By James Nicholls, JN Investment art
We work closely with interior designers and décor magazines but it is an absolute pleasure to be associated with the internationally famous Jacques Garcia.
For his Château du Champ-de-Bataille in Normandy, Jacques acquired the exceptional painting from our own personal collection; Louis XV1 and Marie Antionette’s eldest son the Dauphin, Louis Joseph (by Dagoty) who died of tuberculosis in 1789, prior to the imprisonment of the royal family. The painting is the key focus point, surrounded by portraits of the royal family in the Salon de Compagnie.
Jacques Garcia, is the interior architect for the Hôtel Costes in Paris and Costes restaurants, the Hôtel Majestic and the restaurant Fouquet’s, the Tour Montparnasse in Paris, Le Méridien hotels, and the Royal Monceau à Paris and the Hôtel Odéon Saint Germain in Paris.
He purchased and restored the Château du Champ-de-Bataille in Normandy and undertook to recreate and update the large French formal gardens.
The story of the painting – Dauphin, Louis Joseph (by Dagoty)
Jacqueline, my elegant French mother-in-law, walked into our apartment that we had in Central London a number of years ago, and saw this painting for the first time in the hallway entrance, was startled and exclaimed: “James this historic work does not belong in an apartment but a museum!” She believed people should enjoy the significance of such a work.
During the French revolution, the authorities sold practically all the contents of the Place of Versailles, in order to raise funds. Much was purchased by agents for aristocratic and wealthy collectors in England. Many such rare royal artworks, furniture and porcelain treasured items are to be found today in the stunning Wallace Collection town house museum in London.
This painting was also brought to England, and in 1995, was in private possession when we purchased it. Our first contact with Jacques was when he came to came to know of the painting and secured it for the Château du Champ-de-Bataille.
Jacqueline was truly delighted, as it is now prominently featured on display, for visitors from all over the world to enjoy.
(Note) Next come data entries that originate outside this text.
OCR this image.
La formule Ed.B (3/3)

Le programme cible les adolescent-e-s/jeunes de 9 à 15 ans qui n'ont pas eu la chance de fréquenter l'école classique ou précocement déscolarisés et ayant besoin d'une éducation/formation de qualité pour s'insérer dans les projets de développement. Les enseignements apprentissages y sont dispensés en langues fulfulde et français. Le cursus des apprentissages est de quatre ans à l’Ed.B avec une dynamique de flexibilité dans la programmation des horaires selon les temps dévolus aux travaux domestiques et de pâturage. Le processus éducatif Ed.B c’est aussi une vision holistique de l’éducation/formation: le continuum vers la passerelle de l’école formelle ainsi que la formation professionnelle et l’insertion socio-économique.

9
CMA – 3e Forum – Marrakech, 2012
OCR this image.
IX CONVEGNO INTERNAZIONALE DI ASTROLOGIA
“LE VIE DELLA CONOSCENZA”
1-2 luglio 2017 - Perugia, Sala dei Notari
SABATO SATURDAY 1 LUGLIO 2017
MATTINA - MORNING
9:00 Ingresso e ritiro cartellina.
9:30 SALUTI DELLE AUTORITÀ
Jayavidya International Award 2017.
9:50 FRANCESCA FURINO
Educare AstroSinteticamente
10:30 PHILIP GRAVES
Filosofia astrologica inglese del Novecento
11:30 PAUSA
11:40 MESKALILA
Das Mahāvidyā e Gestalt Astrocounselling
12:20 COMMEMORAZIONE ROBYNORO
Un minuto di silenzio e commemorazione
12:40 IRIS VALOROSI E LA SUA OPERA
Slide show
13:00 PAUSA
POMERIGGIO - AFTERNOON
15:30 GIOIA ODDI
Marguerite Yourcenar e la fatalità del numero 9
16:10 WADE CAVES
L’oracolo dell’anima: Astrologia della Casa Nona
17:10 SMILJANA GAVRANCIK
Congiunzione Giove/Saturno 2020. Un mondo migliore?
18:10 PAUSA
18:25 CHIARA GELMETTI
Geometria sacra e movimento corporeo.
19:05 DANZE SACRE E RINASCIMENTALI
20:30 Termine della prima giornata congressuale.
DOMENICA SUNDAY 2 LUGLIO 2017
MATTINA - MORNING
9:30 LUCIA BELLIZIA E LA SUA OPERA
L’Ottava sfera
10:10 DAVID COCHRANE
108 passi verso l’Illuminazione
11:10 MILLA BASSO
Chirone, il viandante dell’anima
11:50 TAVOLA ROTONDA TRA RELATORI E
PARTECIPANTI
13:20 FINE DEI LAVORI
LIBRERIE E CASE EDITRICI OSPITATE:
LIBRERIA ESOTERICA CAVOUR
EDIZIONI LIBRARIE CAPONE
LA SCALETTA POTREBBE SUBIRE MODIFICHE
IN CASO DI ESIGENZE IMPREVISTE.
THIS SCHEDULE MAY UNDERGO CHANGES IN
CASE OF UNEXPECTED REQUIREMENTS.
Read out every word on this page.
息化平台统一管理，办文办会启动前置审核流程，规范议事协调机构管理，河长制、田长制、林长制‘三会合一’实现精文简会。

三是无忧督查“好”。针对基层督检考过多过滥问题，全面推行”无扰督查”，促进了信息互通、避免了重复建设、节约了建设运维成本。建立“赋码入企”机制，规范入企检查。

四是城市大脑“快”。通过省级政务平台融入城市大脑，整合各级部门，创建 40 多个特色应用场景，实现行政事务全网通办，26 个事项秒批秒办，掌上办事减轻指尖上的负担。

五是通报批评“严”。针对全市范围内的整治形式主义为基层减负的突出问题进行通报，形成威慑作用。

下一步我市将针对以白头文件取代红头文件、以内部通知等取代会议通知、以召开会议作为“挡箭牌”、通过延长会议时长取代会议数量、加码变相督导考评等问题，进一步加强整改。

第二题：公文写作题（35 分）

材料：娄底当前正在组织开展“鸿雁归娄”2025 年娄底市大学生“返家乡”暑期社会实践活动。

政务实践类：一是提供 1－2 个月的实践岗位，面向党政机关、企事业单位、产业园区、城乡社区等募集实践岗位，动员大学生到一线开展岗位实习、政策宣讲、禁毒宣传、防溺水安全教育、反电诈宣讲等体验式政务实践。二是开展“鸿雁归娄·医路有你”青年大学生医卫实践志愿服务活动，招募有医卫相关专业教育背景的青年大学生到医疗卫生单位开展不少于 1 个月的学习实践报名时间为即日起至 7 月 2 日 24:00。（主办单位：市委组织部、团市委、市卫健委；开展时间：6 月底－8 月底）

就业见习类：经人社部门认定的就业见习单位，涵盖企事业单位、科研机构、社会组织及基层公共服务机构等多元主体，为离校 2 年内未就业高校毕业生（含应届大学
The beautifully illustrated book; Vingtans de Passion – Château du Champ-de-Bataille is a real discovery for specialists in French art and a source of inspiration for all those who are passionate about interior design and art restoration.
Twenty years of passion, the Castle Battlefield
Majestically overlooking the rich lands of Normandy, Castle Battlefield owned by Jacques Garcia, is a real jewel of architecture, furniture and garden to the French seventeenth and eighteenth centuries.
Built by Count Alexandre de Créqui between 1653 and 1665, this magnificent castle was bought by Jacques Garcia there twenty years in very bad condition. It is with passion that he undertook the restoration of the castle to restore it to its former glory and make it his home.
The elegant rooms of the castle are provided with a priceless collection of paintings, sculptures, porcelain, silverware and furniture that many pieces from the collections of the Court of France. Vast and sumptuous gardens, probably designed by Le Nôtre and designed by Jacques Garcia and his friend Patrick Pottier, extend more than thirty-eight acres. A prodigious hydraulic system matching that of Versailles feeds magnificent fountains and ornamental ponds.
Classical temples, a theatre and ancient marble statues surprise and amaze visitors strolling along the aisles. Not far below, in private, stands the very secret pavilion of dreams, imagined and built by Jacques Garcia from authentic remains a veritable ode to Mughal India he loves.